Texas restaurant diverted 87,000 pounds of food from landfills in 2021

When Vanessa Bales joined the restaurant business at 15 years old, she had no idea discarded food was hurting the environment. Now, years later, she’s doing her part to address this issue as the Operator of Chick-fil-A Centreport. 

“I read about another Operator who was composting, but I really didn’t know much about it until I did my research,” said Vanessa. “Turns out, there is more food waste than plastic in our landfills, and it creates methane, which is 25 times more potent than carbon dioxide.” 

This revelation spurred Vanessa to search for a Dallas-area composting company for her restaurant. She discovered Cowboy Compost, which had the capacity to work with commercial partners, like restaurants, schools and food production facilities. 

Different bins and liners make a world of difference 

“When I saw that it only involved a different-colored trash can and liner, it felt like a no-brainer,” said Vanessa. 

Each week, Cowboy Compost drops off five green collection bins that Vanessa’s team lines with compostable garbage bags. Every day, her Team Members load up empty pickle barrels full of used coffee and tea grounds, along with discarded food, and walk it out to the green bins for collection later in the week. 

“All of Chick-fil-A's products are fresh, so ultimately there is going to be some waste,” she says. By gathering the food waste incrementally in the empty pickle barrels, it lightens the trash load and cuts down on broken bags that require clean-up in the parking lot. 

The small fee that Cowboy Compost charges is offset by the reduction in municipal trash pick-up, according to Vanessa. And the virtuous cycle extends to Team Members who can request a bag of free compost to use in their home gardens. It takes about six months to a year for the Chick-fil-A food waste to transform into soil for composting. 

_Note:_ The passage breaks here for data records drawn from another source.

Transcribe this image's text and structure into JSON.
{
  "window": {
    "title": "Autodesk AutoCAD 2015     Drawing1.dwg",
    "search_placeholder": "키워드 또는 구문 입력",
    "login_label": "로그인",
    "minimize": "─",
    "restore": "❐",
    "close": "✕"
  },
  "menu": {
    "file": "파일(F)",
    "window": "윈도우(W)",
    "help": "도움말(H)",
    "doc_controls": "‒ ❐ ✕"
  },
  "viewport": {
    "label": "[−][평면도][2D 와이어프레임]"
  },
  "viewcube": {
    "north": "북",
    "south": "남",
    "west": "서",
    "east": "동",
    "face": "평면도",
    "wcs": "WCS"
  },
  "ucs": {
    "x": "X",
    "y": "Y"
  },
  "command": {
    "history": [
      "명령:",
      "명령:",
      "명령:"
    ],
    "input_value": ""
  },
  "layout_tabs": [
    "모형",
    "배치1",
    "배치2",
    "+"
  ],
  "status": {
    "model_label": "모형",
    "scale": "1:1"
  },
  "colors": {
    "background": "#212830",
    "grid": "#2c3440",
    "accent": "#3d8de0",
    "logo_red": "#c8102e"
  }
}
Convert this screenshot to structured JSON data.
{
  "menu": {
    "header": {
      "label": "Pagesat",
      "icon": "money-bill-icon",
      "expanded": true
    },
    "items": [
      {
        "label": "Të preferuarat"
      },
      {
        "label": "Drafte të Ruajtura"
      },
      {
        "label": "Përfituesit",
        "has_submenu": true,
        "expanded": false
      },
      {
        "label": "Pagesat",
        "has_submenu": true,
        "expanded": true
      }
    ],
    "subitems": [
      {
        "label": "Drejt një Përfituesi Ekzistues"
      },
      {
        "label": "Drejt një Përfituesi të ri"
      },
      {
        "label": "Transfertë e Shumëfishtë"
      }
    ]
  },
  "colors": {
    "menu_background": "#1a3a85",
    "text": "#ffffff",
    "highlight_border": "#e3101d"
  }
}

Cultivating a composting mindset

In 2021, Chick-fil-A Centreport diverted 87,000 pounds of food waste away from the local landfill. That’s a hefty haul – the equivalent of just over 10 big garbage trucks. 

“It’s really cool to see the impact our little restaurant can make on the environment,” says Vanessa. “That makes our team proud.” 

Now that Vanessa has opened a second restaurant at Highway 183 and Central in Bedford, Texas, she’s excited to see that positive impact grow.  

“My dream is for the entire Dallas market to convert to composting,” says Vanessa. “It’s such a simple way for us to live up to our goal of becoming the most caring company anywhere.” 

Dawn Rhodes, Chick-fil-A, Inc.'s food waste program leader for corporate social responsibility, helps Operators who want to explore composting. She says there are a number of variables, including available composting partners and local jurisdictional requirements for waste disposal. According to Dawn, the national infrastructure is slowly improving for commercial operations and some Chick-fil-A markets have as many as 50% of their restaurants composting food waste.